After watching this 1930s cartoon pudding recipe from the National Film and Sound Archives (NFSA) some time ago, I had cause to buy some Australian raisins and sultanas recently and though I would give it a go. The kitchen of our 1926 federation house no doubt witnessed several steamed puddings, but my first ever attempt was probably the worst one made here! Fortunately, the house is a little less sexist than this film. The following recipe is also available here.
Ingredients
- 1 cup caster sugar
- 110g butter
- 1 egg
- 3 tbsp milk
- 1 cup plain flour
- ½ tsp baking soda
- pinch of salt
- 1 tbsp peach jam
- ¼ cup sultanas
- ½ cup raisins
Method
- Cream the butter and sugar. Add the egg and milk and stir well. Add flour, baking soda, salt, jam, sultanas and raisins and stir to combine.
- Pour the mixture into a well-greased tin and cover with greaseproof paper.

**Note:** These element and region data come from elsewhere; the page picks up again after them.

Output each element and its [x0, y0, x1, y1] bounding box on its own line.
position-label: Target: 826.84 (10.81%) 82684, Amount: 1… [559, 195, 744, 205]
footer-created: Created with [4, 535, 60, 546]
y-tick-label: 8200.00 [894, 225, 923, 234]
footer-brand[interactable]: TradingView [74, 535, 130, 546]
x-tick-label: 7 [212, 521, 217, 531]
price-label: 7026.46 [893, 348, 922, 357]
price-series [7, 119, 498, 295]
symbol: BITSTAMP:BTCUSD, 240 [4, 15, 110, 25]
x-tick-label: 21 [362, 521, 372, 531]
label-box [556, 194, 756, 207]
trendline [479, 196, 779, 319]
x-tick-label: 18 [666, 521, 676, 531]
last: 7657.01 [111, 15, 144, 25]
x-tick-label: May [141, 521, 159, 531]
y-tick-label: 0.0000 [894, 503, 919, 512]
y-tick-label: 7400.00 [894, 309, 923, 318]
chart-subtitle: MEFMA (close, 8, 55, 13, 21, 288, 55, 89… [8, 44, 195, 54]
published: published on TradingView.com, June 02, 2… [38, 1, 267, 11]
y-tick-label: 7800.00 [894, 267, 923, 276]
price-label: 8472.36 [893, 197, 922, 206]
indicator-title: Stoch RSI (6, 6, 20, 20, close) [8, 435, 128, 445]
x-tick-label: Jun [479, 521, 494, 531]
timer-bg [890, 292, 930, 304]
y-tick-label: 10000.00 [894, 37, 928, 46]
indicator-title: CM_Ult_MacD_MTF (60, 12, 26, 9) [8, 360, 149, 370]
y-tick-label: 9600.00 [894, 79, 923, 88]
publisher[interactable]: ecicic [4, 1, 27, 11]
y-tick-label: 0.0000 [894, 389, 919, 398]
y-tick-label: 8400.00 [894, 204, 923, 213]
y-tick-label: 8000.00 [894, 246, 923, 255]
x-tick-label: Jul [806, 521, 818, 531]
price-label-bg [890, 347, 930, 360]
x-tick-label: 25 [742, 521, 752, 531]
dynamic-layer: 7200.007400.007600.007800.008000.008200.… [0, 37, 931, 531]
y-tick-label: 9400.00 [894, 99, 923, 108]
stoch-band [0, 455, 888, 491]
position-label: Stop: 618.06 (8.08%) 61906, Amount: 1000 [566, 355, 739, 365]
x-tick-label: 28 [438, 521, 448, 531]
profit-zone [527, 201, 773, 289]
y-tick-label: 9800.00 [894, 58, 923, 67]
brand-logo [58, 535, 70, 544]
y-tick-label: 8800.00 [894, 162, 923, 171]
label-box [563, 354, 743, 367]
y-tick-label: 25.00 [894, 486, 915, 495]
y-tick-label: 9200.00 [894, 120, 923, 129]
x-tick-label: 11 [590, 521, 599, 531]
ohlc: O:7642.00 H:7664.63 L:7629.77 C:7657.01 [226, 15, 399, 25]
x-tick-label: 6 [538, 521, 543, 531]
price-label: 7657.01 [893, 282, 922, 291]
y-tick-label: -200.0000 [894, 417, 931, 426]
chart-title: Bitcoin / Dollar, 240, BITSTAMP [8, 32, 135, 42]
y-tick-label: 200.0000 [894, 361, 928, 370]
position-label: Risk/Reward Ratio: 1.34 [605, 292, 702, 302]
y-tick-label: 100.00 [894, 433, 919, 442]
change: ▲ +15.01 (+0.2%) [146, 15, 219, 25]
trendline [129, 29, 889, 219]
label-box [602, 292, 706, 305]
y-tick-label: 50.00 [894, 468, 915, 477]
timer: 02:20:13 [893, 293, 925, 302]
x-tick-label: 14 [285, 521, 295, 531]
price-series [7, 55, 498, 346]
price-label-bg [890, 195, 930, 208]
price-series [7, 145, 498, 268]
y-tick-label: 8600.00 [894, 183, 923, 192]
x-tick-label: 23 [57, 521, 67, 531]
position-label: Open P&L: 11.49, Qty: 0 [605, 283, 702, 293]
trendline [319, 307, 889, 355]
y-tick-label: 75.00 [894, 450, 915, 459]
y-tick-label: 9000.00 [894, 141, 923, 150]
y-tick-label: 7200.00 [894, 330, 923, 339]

- Place the covered tin into a saucepan of boiling water with a lid and steam for one-and-a-half hours.
There were a few issues:
- I used a Pyrex bowl instead of a tin. I had trouble putting the bowl into the saucepan because it is hard to put your hands down the inside of a pot of boiling water.

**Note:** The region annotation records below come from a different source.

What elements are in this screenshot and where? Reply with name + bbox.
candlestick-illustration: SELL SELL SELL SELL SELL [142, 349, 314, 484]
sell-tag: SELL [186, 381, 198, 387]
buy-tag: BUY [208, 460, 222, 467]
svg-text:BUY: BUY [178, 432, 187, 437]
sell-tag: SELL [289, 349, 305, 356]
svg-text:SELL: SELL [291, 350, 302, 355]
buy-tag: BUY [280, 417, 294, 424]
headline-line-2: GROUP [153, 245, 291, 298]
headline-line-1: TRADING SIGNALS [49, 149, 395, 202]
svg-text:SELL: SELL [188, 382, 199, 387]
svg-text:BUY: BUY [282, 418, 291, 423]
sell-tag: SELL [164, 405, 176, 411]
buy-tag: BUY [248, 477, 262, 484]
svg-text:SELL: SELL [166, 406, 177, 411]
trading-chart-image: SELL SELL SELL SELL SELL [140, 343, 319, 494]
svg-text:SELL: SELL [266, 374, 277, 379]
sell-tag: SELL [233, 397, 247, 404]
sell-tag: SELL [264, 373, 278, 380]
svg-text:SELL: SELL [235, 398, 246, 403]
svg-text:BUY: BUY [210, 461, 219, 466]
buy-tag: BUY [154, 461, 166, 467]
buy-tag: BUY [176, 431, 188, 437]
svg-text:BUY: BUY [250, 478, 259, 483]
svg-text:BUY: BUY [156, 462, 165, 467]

- I over-filled the pot of water and the Pyrex bowl was too shallow. The top of the pudding was soggy, but I saved this by simply cutting it off. Because the bowl was too shallow, the top overflowed the bowl.
- The greaseproof paper was saturated and did not do its job well. I read on another recipe that one should put pleats in the paper to allow the pudding to rise, and place a cloth over the paper so that it stays in place.
- Next time, I will use a stainless steel bowl we have that might just be a pudding dish. It is deep and narrow (in the shape of a traditional pudding) and has a large lip around the top that will make it easy to insert and remove from the pot. Apparently these dishes are difficult to find so that is is a bonus that we have one.